Feodal düzenin ortaya çıkışını çok kısa bir şekilde açıklamaya çalışırsak; Roma İmparatorluğu’nun yıkılışından sonra, Roma’nın bayındır ettiği ve yönetiminde tuttuğu tarım alanları, dönemin büyük kavimlerinin liderleri arasında paylaşıldı. Yolların tehlikeli olması ve ticaretin pahalı olması gibi nedenlerle, farazi iki lordun yerleşim yerleri arasında karasal ulaşım çok sınırlıydı. Çoğu insan doğduğu, yaşadığı yerde ölüyordu ve hayat, pek çok açıdan sınırlıydı. Bunlar zaten çoğu insanın bildiği genel bir tarih anlatısının parçası.
Şimdi bir de oyunda geçtiği hâli ile United Cities of Amerika’nın kurulmaya çalışıldığı hayali Kuzey Amerika topraklarına bakalım. Bu topraklarda önceden büyük bir medeniyet olan Amerika kurulmuş ve bu medeniyetin yaptığı büyük otoyollar, demiryolları sayesinde, tüm kıta birbirine bağlı bir şekilde ‘huzur’ içinde yaşamış. Ta ki ‘zamankıyım’ felaketi ortaya çıkana kadar. Zamanyıkım, dokunduğu her şey için zamanı hızlandırıp onları kullanılamaz hâle getiriyor. Şehirler kendi içine dönük bir şekilde, dış dünyaya kapalı bir hâlde geçinip gidiyor.
Tabii ki ortaçağdan farklı olarak bir kere ‘bağ kurmanın’ ne olduğunu bilen insanlar, hem yeniden birleşme arzusu içindeler hem de taşınabilir metaları bir yerden bir yere götürmeye çalışıyorlar.

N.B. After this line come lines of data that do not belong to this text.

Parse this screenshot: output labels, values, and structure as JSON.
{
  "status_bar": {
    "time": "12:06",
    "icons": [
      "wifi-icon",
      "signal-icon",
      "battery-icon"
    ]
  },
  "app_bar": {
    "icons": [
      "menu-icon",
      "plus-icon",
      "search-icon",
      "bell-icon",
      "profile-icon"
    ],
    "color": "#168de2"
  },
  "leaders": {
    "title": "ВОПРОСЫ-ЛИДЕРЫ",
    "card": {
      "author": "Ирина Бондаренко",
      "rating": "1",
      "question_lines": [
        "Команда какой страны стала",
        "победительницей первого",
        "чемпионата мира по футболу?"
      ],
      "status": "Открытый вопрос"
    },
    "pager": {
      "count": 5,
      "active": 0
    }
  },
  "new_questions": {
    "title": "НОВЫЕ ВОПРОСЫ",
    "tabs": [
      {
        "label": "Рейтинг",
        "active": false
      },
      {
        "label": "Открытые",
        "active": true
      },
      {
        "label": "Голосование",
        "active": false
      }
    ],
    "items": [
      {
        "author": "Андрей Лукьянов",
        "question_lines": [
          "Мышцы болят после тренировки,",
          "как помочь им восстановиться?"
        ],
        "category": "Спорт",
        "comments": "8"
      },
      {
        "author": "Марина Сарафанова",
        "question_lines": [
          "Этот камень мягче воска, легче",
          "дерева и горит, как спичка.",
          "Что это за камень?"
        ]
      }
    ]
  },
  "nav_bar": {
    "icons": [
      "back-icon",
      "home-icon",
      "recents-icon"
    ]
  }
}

Burada ise yardımımıza modern dünyanın icat ettiği bir meslek olan kargocular koşuyor. Bu arada koşuyor derken kelimenin tam anlamıyla iki şehir arasında koşuyorlar. Engebeli arazileri, yol kesen haydutları, yol kesen ruhları ve teröristleri aşıp ellerindeki yükü bir şehirden bir şehre taşıyorlar.
Kojima oyunun senaryosu boyunca ‘bağ kurmanın’ duygusal yanlarını oyuncuların gözüne sokmasına rağmen oyun, koskoca bir anlatı olarak bunun ekonomik olduğunu, oyunun ana dinamiği sayesinde gözümüze sokuyor. Bu ikisi arasındaki tezatlık içinde git gel yapmak da bana oyun boyunca keyifli şarkılarla yürüdüğüm yollarda bağ kurma anlamında tarihsel sorular sordurttu. Buradan yola çıkarak ortaya oyunun bir yeni-ortaçağ alegorisi olduğu gibi asılsız bir iddia atmayı ne kadar istesem de bunu yapmama hakkını gizli tutuyorum.
Sonuç olarak, Death Stranding, geçmişteki karanlık yüzyıllardan geleceğin öngörülemezliği üzerine koskocaman bir anlatı olarak oturuyor. Bunu yaparken diğer oyuncularla ve beynimizin içindeki tarihsellikte çok keyifli bağlar kurmamızı da sağlıyor. Bana göre Death Stranding gelmiş geçmiş en iyi Playstation 4 oyunlarının ‘kıyı’sında, bağlar kurmamızı ümit ederek bizi bekliyor.